About 65 Kiwis have travelled from Sydney on to Melbourne since the arrangement began on Friday, with more expected to arrive on Monday.
Some have also arrived in Hobart, Adelaide and Perth, where they will be required to undergo 14 days of hotel quarantine.
Mr Andrews maintains the federal government did not inform him New Zealanders were entitled to travel beyond participating states and territories.
"People turned up without us knowing. People turned up without the WA government knowing. People turned up, I assume, without the Tasmanian government knowing," Mr Andrews told reporters on Monday.
"These bubble arrangements were presented very clearly as just that - a bubble - and that if you wanted to be part of it, you could.
"We said no, we don't think we should be at this time, however, it seems we are in it so we will make the best of it."
He said the Department of Health and Human Services' website had been updated on Sunday night to reflect the situation.
"We will provide the best health advice because, despite the fact that we didn't want to be in the bubble, it seems like the bubble applies to every part of our country, not just those that said yes," Mr Andrews said.
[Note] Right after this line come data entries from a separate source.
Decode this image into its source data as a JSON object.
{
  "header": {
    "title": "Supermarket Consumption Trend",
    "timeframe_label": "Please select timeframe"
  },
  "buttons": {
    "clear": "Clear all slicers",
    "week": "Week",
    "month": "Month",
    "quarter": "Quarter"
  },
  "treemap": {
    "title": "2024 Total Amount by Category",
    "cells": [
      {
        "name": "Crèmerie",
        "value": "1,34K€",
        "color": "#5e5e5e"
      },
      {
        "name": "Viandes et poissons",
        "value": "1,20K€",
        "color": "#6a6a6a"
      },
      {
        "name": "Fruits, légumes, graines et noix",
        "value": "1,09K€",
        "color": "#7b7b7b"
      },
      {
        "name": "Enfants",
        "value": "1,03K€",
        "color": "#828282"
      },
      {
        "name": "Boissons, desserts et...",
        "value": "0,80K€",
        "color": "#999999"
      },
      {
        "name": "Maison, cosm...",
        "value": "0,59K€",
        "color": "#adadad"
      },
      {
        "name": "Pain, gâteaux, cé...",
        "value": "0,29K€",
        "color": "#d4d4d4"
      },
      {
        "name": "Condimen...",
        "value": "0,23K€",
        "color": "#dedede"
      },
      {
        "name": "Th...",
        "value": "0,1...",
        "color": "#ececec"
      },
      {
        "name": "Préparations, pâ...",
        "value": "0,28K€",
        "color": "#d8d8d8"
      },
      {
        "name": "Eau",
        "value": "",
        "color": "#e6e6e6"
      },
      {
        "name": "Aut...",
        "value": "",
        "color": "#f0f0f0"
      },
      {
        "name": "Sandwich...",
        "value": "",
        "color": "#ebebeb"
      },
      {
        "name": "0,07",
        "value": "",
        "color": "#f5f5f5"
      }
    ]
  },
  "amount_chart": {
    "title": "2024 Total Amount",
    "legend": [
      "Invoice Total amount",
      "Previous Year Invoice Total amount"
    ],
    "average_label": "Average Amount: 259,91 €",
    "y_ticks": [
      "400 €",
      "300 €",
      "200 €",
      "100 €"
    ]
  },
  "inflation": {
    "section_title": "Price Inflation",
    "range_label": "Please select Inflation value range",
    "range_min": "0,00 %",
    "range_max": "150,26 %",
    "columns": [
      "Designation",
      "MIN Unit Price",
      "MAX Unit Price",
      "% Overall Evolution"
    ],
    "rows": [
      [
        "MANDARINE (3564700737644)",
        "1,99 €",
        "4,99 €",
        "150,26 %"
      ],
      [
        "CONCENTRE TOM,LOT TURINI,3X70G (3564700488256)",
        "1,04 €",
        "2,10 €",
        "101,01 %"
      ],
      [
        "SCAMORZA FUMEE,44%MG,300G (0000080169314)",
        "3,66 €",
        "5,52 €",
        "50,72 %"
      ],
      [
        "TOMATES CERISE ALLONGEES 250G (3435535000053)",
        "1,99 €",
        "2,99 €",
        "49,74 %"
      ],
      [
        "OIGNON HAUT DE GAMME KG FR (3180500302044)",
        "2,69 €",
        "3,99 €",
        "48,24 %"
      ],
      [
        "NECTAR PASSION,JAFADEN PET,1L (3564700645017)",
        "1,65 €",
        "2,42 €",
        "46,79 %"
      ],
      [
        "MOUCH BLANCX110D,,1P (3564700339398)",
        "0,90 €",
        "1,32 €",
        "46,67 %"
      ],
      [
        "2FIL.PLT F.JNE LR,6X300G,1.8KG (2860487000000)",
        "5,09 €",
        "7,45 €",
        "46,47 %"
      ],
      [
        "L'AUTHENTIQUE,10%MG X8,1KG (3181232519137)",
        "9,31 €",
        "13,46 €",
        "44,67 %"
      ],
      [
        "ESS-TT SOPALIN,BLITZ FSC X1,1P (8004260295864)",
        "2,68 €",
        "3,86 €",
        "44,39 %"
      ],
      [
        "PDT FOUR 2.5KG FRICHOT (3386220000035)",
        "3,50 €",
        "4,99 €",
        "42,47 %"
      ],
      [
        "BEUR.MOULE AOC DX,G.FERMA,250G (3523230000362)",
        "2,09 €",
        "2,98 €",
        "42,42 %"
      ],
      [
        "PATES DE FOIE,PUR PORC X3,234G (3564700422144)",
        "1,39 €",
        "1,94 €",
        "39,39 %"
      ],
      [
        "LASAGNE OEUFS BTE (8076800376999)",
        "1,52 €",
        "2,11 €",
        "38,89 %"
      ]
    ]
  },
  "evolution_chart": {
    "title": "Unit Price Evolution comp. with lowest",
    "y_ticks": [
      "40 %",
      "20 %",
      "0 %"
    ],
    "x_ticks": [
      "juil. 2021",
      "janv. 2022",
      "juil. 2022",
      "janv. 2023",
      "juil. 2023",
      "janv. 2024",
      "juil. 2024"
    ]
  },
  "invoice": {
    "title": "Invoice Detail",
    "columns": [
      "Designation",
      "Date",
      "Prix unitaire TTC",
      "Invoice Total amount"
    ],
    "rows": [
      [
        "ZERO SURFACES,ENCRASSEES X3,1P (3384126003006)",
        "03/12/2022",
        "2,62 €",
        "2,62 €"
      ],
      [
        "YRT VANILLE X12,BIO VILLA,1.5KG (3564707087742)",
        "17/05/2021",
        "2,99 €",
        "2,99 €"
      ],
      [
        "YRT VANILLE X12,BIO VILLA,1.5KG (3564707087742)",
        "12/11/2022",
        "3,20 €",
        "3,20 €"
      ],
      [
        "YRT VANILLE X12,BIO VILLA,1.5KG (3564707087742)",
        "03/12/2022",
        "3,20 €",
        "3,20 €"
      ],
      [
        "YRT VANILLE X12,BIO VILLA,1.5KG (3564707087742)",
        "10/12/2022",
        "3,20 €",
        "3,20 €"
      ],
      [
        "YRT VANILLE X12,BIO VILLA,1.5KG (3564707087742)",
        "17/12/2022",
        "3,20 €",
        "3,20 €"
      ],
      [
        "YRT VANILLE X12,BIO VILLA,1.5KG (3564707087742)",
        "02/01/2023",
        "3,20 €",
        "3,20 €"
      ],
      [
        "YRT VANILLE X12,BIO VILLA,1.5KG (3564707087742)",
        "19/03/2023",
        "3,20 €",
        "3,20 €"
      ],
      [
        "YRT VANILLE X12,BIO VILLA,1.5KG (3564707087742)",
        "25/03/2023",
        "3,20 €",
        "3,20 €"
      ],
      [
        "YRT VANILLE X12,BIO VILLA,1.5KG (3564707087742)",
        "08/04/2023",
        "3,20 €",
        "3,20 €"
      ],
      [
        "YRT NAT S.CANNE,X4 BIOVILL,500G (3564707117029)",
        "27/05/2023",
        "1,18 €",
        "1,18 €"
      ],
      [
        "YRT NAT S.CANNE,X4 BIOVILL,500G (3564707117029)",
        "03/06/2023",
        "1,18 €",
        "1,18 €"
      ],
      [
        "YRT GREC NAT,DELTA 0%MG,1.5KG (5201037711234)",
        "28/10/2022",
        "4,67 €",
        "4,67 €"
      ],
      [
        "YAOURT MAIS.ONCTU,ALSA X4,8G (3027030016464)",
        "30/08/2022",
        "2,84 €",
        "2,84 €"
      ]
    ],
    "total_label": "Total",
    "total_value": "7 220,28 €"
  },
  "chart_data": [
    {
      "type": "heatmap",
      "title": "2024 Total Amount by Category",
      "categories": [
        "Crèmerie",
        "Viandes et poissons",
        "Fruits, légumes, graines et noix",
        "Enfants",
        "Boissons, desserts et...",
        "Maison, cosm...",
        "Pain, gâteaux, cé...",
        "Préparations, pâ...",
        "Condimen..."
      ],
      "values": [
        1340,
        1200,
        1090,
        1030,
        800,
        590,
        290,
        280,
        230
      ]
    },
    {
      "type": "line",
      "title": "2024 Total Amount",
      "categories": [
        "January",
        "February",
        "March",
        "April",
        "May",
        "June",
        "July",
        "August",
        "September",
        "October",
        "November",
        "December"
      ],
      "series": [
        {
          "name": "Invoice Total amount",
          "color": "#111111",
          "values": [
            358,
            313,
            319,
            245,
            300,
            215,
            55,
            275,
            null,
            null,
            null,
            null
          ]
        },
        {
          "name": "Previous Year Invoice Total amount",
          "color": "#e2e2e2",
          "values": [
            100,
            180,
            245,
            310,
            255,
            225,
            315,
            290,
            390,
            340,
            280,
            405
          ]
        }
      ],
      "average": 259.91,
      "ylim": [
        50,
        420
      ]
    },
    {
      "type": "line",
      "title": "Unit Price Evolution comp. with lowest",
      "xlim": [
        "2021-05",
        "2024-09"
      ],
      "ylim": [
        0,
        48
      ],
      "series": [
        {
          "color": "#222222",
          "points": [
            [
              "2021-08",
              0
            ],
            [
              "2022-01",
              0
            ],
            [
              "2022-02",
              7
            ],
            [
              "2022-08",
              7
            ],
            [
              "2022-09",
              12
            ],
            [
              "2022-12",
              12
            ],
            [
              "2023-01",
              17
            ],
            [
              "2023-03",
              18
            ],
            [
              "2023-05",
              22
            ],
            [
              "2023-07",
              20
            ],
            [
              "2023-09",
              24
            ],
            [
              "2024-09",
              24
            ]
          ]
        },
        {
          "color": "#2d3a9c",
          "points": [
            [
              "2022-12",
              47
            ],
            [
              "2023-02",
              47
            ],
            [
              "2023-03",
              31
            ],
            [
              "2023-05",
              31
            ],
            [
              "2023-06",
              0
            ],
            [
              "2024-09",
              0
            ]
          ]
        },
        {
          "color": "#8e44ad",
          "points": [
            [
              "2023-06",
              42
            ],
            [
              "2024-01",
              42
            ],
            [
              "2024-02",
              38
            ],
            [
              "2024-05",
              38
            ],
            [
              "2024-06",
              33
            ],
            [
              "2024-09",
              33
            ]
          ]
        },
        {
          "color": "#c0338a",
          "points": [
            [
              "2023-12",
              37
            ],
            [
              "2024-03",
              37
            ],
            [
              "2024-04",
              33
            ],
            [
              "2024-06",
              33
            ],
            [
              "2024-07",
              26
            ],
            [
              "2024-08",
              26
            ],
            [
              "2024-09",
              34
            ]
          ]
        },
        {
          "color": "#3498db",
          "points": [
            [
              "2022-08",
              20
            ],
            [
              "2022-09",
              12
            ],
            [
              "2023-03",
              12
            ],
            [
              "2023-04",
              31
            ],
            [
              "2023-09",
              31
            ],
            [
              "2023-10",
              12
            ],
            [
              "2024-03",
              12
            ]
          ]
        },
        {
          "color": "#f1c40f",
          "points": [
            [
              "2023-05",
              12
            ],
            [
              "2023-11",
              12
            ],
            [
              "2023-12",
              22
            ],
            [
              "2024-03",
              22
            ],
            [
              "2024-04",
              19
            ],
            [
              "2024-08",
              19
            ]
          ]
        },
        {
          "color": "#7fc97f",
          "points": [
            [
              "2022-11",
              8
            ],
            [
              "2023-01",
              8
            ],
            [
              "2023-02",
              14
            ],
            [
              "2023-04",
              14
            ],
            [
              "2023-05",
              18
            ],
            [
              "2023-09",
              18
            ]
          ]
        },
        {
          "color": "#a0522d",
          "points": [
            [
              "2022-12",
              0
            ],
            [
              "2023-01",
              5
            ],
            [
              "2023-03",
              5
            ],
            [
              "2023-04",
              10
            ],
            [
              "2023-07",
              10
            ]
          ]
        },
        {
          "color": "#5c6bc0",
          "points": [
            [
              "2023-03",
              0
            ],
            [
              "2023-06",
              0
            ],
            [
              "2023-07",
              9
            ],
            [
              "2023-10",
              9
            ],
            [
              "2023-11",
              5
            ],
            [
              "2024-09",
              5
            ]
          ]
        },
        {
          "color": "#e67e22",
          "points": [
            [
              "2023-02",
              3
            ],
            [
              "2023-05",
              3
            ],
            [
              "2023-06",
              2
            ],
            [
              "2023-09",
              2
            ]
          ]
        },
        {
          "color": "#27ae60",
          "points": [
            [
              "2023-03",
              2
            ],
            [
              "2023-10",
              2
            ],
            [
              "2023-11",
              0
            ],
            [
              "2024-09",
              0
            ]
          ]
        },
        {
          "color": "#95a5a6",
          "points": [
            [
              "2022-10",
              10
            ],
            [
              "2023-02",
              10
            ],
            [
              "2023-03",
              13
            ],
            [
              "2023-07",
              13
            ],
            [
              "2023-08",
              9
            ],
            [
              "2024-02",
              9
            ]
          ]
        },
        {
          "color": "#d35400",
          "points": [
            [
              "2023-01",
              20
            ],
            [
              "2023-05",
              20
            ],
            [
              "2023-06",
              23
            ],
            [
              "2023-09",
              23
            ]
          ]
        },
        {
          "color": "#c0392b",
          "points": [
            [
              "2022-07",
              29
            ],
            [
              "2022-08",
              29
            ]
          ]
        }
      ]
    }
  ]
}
He said New Zealanders arriving in Victoria would not be required to quarantine due to the low number of coronavirus cases in their home country.
But they will have to comply with the state's coronavirus restrictions, which were eased on Monday.
People living in Melbourne can now travel 25km from home and they have greater freedom when it comes to social activities and exercise.
Hairdressers and other industries can also operate for the first time in months, though retail and hospitality will have to wait until November 2 before they can reopen.
Mr Andrews said the date could be brought forward if case numbers remained low.
He hit back at federal Treasurer Josh Frydenberg, who described the state government as having a "callous indifference" to small businesses and called for restrictions to be lifted quicker.
"It's all about the politics with this bloke, isn't it? That's all he does. He is not a leader, he is just a Liberal," Mr Andrews said.
He defended the government's decision to take a safe, steady approach.
"These are not easy decisions, they are decisions that have to be carefully weighed up," Mr Andrews said.
In regional Victoria, up to two people plus dependents are now allowed to visit homes once a day, while hospitality venues can increase their capacity to 70 people outside and 40 people inside.
The regional city of Shepparton, which has been the centre of a COVID-19 outbreak, will not be able to host 40 people indoors for the time being.
Melbourne recorded four new coronavirus cases on Monday, bringing the city's 14-day rolling average down to 7.2.
Three of the new cases are members of the same household, in the local government area of Hume, who are connected to an outbreak at Box Hill Hospital.
The fourth is a Moonee Valley resident who had the virus in July, but appears to still have traces of coronavirus in their system.
"We need to exclude the possibility that it is reinfection with a new virus," Victoria's Chief Health Officer Brett Sutton said.
An aged care resident in his 90s is the latest virus fatality, bringing the state's death toll to 817 and the national figure to 905.
There are 15 cases for the fortnight up to Friday which have no known source, including a child in the Royal Children's Hospital oncology unit.